The National Science Foundation recognises the need for foresight in data management. This project uses the principles and technolgy developed within the NSF Long Term Ecological Research (LTER) community, specifically collaborating with the Moorea Coral Reef LTER project which shares data of similar types.

Types of data

Coral cover raw data are digital images, whether directly photographed, captured from video, or scanned from film slides. Derived data are coral photo quadrat cover analysis results in tabular form. Juvenile coral density raw data are tabular in situsurvey counts.

Data standards

Data tables in the catalog are described in Ecological Metadata Language Oxygen XML Editor(EML) to integration level using the program oXygen. Keywords are selected from the NBII Thesaurus where available. Units are selected from the LTER Unit Registry. Data packages, the data tables and their metadata combined, are registered with the Knowledge Network for Biocomplexity (KNB) with system-wide unique package identifiers. The most recent revision appears by default and previous revisions are archived and accessible by specifying the revision number.

Data policy

Data users are required to agree to the Data Use Agreement which ensures proper attribution and allowed uses.
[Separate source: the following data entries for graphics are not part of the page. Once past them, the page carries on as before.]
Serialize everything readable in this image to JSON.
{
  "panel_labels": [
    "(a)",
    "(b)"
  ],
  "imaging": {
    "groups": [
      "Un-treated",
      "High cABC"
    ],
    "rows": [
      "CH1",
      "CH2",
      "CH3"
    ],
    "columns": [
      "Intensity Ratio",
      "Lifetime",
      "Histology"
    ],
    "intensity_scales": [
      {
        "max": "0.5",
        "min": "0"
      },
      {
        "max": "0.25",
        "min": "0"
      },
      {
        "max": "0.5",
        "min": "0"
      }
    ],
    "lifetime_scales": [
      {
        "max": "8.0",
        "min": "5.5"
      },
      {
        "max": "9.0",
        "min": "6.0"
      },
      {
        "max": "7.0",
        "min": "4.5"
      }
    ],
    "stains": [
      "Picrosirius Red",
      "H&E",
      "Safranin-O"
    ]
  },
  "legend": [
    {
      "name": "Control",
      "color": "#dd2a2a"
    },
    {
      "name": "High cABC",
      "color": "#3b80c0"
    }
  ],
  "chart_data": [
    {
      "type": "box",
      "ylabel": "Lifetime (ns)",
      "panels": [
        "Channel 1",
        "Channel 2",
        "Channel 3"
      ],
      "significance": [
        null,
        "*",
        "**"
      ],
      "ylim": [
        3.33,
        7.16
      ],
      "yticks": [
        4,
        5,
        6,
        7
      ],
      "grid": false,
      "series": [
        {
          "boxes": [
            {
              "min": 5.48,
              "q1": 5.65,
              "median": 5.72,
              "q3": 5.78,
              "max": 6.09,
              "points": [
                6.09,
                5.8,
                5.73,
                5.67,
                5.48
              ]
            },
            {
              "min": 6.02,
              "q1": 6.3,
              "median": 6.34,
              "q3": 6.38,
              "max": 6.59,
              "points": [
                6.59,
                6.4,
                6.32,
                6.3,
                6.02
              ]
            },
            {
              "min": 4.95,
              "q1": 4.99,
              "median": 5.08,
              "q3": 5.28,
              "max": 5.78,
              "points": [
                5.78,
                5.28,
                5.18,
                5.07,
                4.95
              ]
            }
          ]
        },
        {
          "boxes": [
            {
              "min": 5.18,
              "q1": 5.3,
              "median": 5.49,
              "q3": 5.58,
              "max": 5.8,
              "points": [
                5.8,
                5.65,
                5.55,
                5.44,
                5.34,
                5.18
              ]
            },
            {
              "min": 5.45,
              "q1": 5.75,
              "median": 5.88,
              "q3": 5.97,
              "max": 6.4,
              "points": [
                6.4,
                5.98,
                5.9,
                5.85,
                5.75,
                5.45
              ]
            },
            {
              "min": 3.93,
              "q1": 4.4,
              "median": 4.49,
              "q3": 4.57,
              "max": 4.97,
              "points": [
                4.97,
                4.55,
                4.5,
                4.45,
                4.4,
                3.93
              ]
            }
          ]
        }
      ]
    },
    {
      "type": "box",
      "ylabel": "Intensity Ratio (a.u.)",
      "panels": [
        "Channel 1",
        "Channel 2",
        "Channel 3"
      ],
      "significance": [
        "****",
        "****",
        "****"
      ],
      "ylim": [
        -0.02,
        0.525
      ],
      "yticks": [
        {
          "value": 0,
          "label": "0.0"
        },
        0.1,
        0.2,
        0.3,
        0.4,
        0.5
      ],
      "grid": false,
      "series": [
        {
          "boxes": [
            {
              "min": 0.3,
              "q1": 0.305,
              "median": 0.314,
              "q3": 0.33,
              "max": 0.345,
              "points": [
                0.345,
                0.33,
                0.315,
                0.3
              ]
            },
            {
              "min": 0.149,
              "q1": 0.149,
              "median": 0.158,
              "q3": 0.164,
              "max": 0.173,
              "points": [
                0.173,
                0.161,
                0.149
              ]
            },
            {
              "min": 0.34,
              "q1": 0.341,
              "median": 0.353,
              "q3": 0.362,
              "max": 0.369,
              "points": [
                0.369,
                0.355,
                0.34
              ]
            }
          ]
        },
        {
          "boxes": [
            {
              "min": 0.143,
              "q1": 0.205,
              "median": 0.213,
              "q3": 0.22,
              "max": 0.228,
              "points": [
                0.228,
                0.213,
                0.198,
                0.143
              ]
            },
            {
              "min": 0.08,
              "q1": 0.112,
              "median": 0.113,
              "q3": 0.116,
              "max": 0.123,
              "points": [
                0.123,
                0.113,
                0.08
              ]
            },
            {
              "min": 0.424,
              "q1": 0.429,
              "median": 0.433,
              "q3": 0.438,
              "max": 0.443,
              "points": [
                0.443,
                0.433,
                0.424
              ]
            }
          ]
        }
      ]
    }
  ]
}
Data handling, Quality assurance

Image data are stored on the filesystem and backed up regularly disk-to-disk as well as archived in offline media storage. Stored originally in Excel files, data were reformatted to upload into a relational database in normalized tables. Data tables in the data catalog are cached on the fileystem from stored queries in the database. The process of modeling the structure inherent in data and implementing that data model in a relational database ensures a high level of consistency, as any data inconsistent with the expected structure will not load. Taxonomic codes and sample sites are linked to a controlled vocabulary in the database.

Coral database

The Entity-Relationship Diagram below illustrates the data model. Sample site locations and cover type classification, including phylogenic taxonomy, are stored in self-referential tables enforcing a tree structure in levels of aggregation. Input coral cover analysis data are loaded in a denormalized (“wide-format”) table, then queried into a normalized (“long-format”) table (a process commonly referred to as a “reverse pivot”).